L’islam accusé à demi-mot après l’assassinat du prêtre Jacques Hamel : erreur sur la cible
De Marine Le Pen qui exhibe ostensiblement une croix suspendue à son cou lors de son passage sur France 2, hier soir, à Alain Juppé qui n’écarte pas une menace de «guerre civile» en France, en passant par Manuel Valls qui prône une réforme en profondeur de l’«islam de France», la classe politique française se trompe éperdument de cible. A trop vouloir éviter les amalgames, les partis traditionnels se prêtent maladroitement au jeu des extrémistes et glissent subrepticement vers une confrontation interconfessionnelle. Désormais, c’est à l’islam que les Français s’en prennent et non plus aux terroristes qui s’en servent comme motif pour légitimer leurs crimes abjects. Cette situation ubuesque pousse les personnalités religieuses musulmanes, qui s’échinent à innocenter l’islam, à se justifier après chaque attentat.
De leur côté, les médias se focalisent sur la condamnation unanime des musulmans pour tenter de sauver la «cohésion nationale» et de sauvegarder la «coexistence pacifique» entre les différentes communautés. Mais ces vaines tentatives d’éviter une cassure définitive au sein de la société française ne font, en fait, qu’aggraver les tensions entre les musulmans et les Français d’autre confession, notamment chrétienne et juive.
Si, en apparence, les différentes réunions et professions de foi des chefs religieux des trois religions monolithiques servent à ressouder les rangs momentanément, en réalité, la rupture entre les communautés religieuses en France est consommée. D’un côté, les musulmans font face à une xénophobie – bien que pas toujours apparente – grandissante en raison de l’appartenance religieuse des auteurs des massacres et des tueries abominables sur le sol français et ailleurs en Europe, précisément – la mort de centaines de milliers d’innocents en Irak, en Syrie, au Yémen et en Libye est secondaire –, de l’autre, les extrémistes de droite n’oublient pas leur haine envers le «juif» accusé d’envahir tous les espaces vitaux dans cette partie développée du monde. Dans les deux cas, la montée de l’extrême droite et l’exacerbation de la xénophobie l’emportent.

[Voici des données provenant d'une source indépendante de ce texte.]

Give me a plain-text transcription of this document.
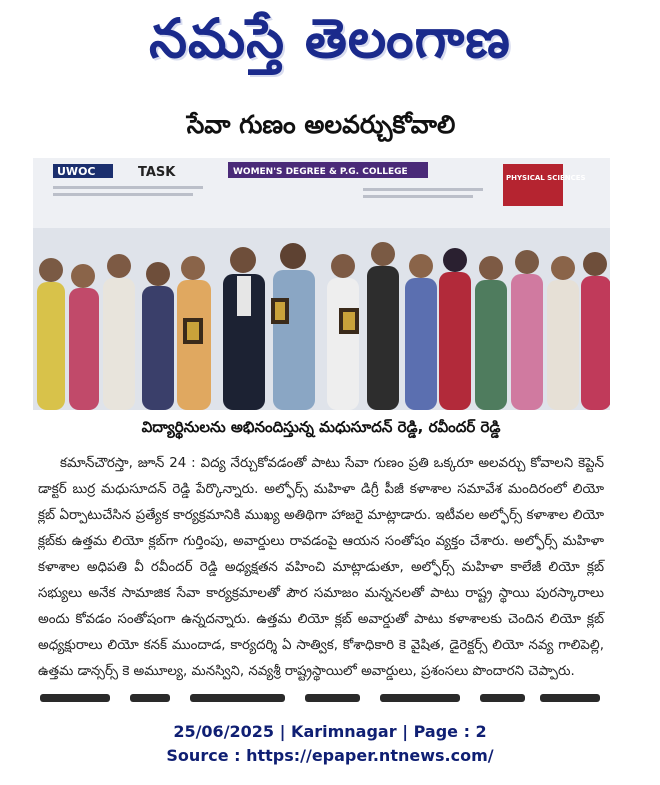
నమస్తే తెలంగాణ
సేవా గుణం అలవర్చుకోవాలి
UWOC	TASK	WOMEN'S DEGREE & P.G. COLLEGE
PHYSICAL SCIENCES
విద్యార్థినులను అభినందిస్తున్న మధుసూదన్ రెడ్డి, రవీందర్ రెడ్డి

కమాన్‌చౌరస్తా, జూన్ 24 : విద్య నేర్చుకోవడంతో పాటు సేవా గుణం ప్రతి ఒక్కరూ అలవర్చు కోవాలని కెప్టెన్ డాక్టర్ బుర్ర మధుసూదన్ రెడ్డి పేర్కొన్నారు. అల్ఫోర్స్ మహిళా డిగ్రీ పీజీ కళాశాల సమావేశ మందిరంలో లియో క్లబ్ ఏర్పాటుచేసిన ప్రత్యేక కార్యక్రమానికి ముఖ్య అతిథిగా హాజరై మాట్లాడారు. ఇటీవల అల్ఫోర్స్ కళాశాల లియో క్లబ్‌కు ఉత్తమ లియో క్లబ్‌గా గుర్తింపు, అవార్డులు రావడంపై ఆయన సంతోషం వ్యక్తం చేశారు. అల్ఫోర్స్ మహిళా కళాశాల అధిపతి వీ రవీందర్ రెడ్డి అధ్యక్షతన వహించి మాట్లాడుతూ, అల్ఫోర్స్ మహిళా కాలేజీ లియో క్లబ్ సభ్యులు అనేక సామాజిక సేవా కార్యక్రమాలతో పౌర సమాజం మన్ననలతో పాటు రాష్ట్ర స్థాయి పురస్కారాలు అందు కోవడం సంతోషంగా ఉన్నదన్నారు. ఉత్తమ లియో క్లబ్ అవార్డుతో పాటు కళాశాలకు చెందిన లియో క్లబ్ అధ్యక్షురాలు లియో కనక్ ముందాడ, కార్యదర్శి ఏ సాత్విక, కోశాధికారి కె వైషిత, డైరెక్టర్స్ లియో నవ్య గాలిపెల్లి, ఉత్తమ డాన్సర్స్ కె అమూల్య, మనస్విని, నవ్యశ్రీ రాష్ట్రస్థాయిలో అవార్డులు, ప్రశంసలు పొందారని చెప్పారు.

25/06/2025 | Karimnagar | Page : 2
Source : https://epaper.ntnews.com/
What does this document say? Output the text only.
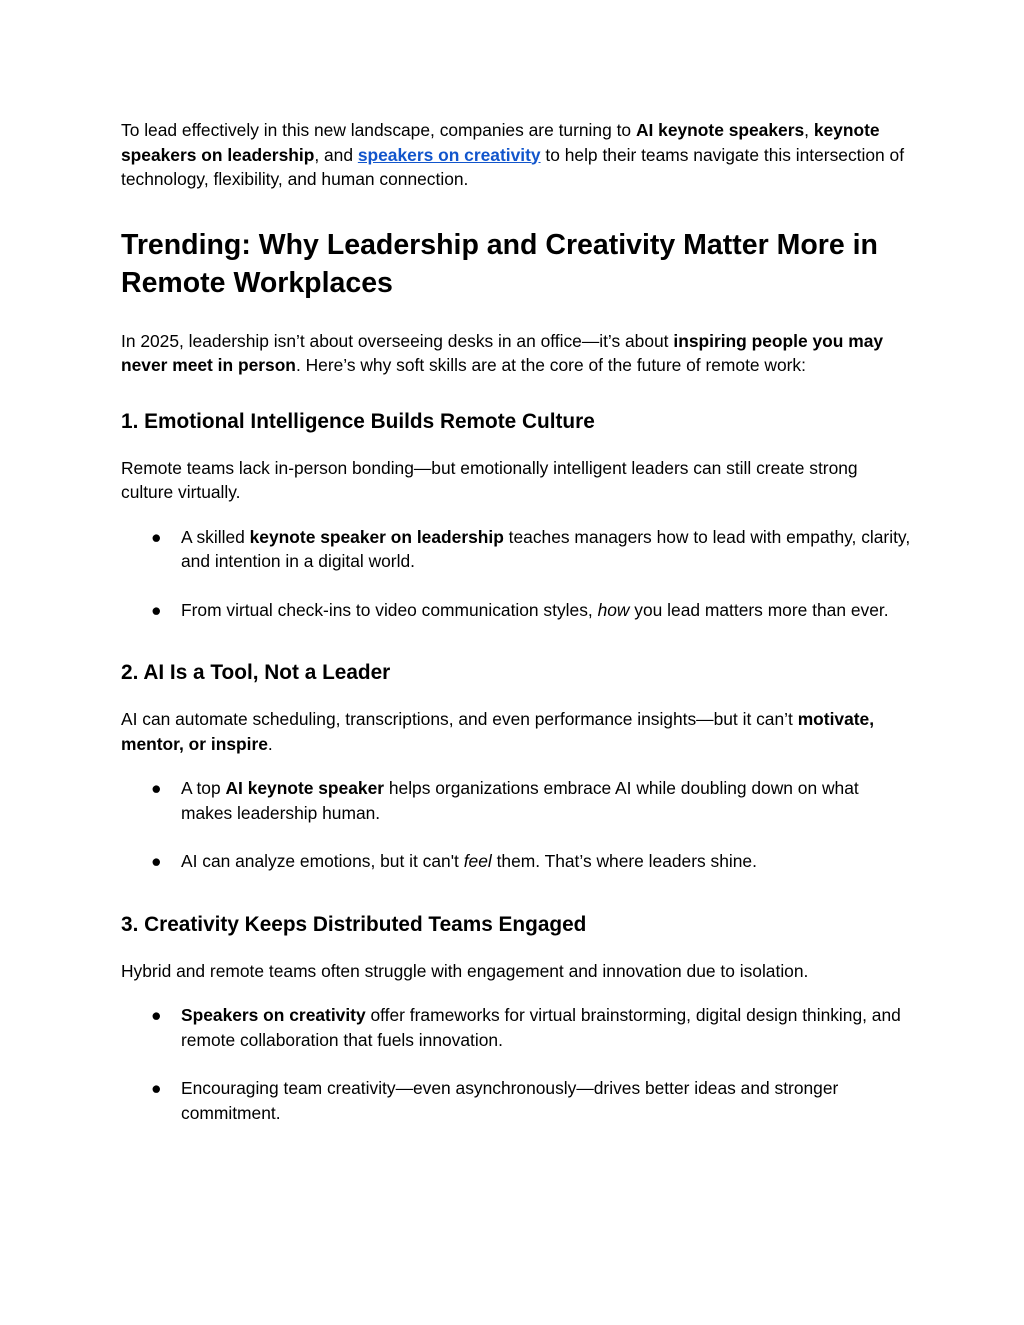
To lead effectively in this new landscape, companies are turning to AI keynote speakers, keynote speakers on leadership, and speakers on creativity to help their teams navigate this intersection of technology, flexibility, and human connection.

Trending: Why Leadership and Creativity Matter More in Remote Workplaces

In 2025, leadership isn’t about overseeing desks in an office—it’s about inspiring people you may never meet in person. Here’s why soft skills are at the core of the future of remote work:

1. Emotional Intelligence Builds Remote Culture

Remote teams lack in-person bonding—but emotionally intelligent leaders can still create strong culture virtually.

● A skilled keynote speaker on leadership teaches managers how to lead with empathy, clarity, and intention in a digital world.
● From virtual check-ins to video communication styles, how you lead matters more than ever.
2. AI Is a Tool, Not a Leader

AI can automate scheduling, transcriptions, and even performance insights—but it can’t motivate, mentor, or inspire.

● A top AI keynote speaker helps organizations embrace AI while doubling down on what makes leadership human.
● AI can analyze emotions, but it can't feel them. That’s where leaders shine.
3. Creativity Keeps Distributed Teams Engaged

Hybrid and remote teams often struggle with engagement and innovation due to isolation.

● Speakers on creativity offer frameworks for virtual brainstorming, digital design thinking, and remote collaboration that fuels innovation.
● Encouraging team creativity—even asynchronously—drives better ideas and stronger commitment.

Face à cette réaction en chaîne provoquée par le terrorisme islamiste, dont l’aggravation est le résultat implacable de la politique interventionniste des Etats-Unis, adoptée par suivisme et allégeance à Washington comme doctrine par Nicolas Sarkozy et poursuivie par François Hollande, les dirigeants français pointent leurs armes dans la fausse direction. En effet, en arborant une croix volontairement visible, Marine Le Pen exprime la nature du conflit tel qu’elle et son parti le perçoivent. Pour le Front national, il s’agit, donc, d’une guerre interreligieuse qu’il faut affronter par une nouvelle croisade. De son côté, l’ancien ministre des Affaires étrangères craint une escalade qui pourrait atteindre un point de non-retour. Autrement dit, pour Alain Juppé, ce n’est pas le terrorisme que la France combat, mais une armée – sous-entendu – de musulmans. Enfin, le Premier ministre veut solutionner le problème en réformant l’islam de France. Manuel Valls n’ignore pourtant pas que les terroristes qui ont commis des actes abjects sur le territoire français ne fréquentaient pas les grandes mosquées de Paris, de Marseille, de Nice, de Lyon ou de Bordeaux, qu’ils considèrent comme hérétiques et dont les recteurs constituent eux aussi une cible potentielle.